Original Research

Barriers to adherence to antiretroviral treatment in a regional hospital in Vredenburg, Western Cape, South Africa

Ivo N. Azia, Ferdinand C. Mukumbang, Brian van Wyk
Southern African Journal of HIV Medicine | Vol 17, No 1 | a476 | DOI: https://doi.org/10.4102/sajhivmed.v17i1.476 | © 2016 Ivo N. Azia, Ferdinand C. Mukumbang, Brian van Wyk | This work is licensed under CC Attribution 4.0
Submitted: 30 March 2016 | Published: 30 September 2016

About the author(s)

Ivo N. Azia, School of Public Health, University of the Western Cape, South Africa
Ferdinand C. Mukumbang, School of Public Health, University of the Western Cape, South Africa
Brian van Wyk, School of Public Health, University of the Western Cape, South Africa


Background: South Africa currently runs the largest public antiretroviral treatment (ART) programme in the world, with over 80% of people living with HIV and/or AIDS on ART. However, in order to appreciate the benefits of using ART, patients are subject to uncompromising and long-term commitments of taking at least 95% of their treatment as prescribed. Evidence shows that this level of adherence is seldom achieved because of a multilevel and sometimes interwoven myriad of factors.

Objective: We described the challenges faced by patients on ART in Vredenburg with regard to ART adherence.

Methods: A descriptive qualitative research design was used. Eighteen non-adhering patients on ART in the Vredenburg regional hospital were purposefully selected. Using a semistructured interview guide, we conducted in-depth interviews with the study participants in their mother tongue (Afrikaans). The interviews were audio-taped, transcribed verbatim and translated into English. The data were analysed manually using the thematic content analysis method.

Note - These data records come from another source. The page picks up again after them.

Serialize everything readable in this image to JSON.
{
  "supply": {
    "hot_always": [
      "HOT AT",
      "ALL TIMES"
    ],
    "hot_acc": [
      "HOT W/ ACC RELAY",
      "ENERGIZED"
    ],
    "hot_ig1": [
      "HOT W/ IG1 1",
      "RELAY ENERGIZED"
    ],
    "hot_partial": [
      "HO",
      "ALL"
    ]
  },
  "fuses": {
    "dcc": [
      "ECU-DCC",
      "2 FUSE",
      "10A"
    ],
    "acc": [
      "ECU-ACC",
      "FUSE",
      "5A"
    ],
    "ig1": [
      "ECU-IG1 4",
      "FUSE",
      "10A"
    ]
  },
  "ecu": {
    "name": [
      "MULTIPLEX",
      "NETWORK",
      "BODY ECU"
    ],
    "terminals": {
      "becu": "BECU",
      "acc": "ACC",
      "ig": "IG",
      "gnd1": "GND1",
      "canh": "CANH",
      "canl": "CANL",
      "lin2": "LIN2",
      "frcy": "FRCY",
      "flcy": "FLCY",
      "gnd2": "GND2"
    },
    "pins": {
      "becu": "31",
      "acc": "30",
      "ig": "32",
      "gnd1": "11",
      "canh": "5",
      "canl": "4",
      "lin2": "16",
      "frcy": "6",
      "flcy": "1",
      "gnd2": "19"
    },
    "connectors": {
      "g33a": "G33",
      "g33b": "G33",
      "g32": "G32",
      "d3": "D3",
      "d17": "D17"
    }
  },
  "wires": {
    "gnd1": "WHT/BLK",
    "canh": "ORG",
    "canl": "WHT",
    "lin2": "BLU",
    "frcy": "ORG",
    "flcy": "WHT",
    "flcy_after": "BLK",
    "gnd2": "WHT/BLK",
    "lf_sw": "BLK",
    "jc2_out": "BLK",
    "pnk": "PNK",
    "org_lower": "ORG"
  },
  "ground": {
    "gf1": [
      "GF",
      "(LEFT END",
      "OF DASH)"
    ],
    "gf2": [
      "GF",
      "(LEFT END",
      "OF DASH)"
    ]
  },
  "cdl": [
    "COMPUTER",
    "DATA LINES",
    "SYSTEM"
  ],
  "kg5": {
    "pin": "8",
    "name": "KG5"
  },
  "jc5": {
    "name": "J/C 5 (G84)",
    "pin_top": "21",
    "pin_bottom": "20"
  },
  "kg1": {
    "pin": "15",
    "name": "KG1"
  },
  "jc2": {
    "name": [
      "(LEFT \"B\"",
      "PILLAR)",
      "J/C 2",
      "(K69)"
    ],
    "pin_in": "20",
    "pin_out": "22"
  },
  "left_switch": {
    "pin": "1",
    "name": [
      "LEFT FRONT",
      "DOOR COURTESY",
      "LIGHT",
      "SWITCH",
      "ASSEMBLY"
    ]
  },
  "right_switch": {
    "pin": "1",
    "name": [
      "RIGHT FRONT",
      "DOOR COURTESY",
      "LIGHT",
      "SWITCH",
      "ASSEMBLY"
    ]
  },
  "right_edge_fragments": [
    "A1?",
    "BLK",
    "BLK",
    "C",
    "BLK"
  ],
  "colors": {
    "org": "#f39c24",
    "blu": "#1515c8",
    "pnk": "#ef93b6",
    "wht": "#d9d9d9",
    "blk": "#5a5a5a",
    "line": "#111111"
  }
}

Results: Stigma, disclosure, unemployment, lack of transport, insufficient feeding, disability grants and alternative forms of therapy were identified as major barriers to adherence, whereas inadequate follow-ups and lack of patient confidentiality came under major criticisms from the patients.

Conclusion: Interventions to address poverty, stigma, discrimination and disclosure should be integrated with group-based ART adherence models in Vredenburg while further quantitative investigations should be carried out to quantify the extent to which these factors impede adherence in the community.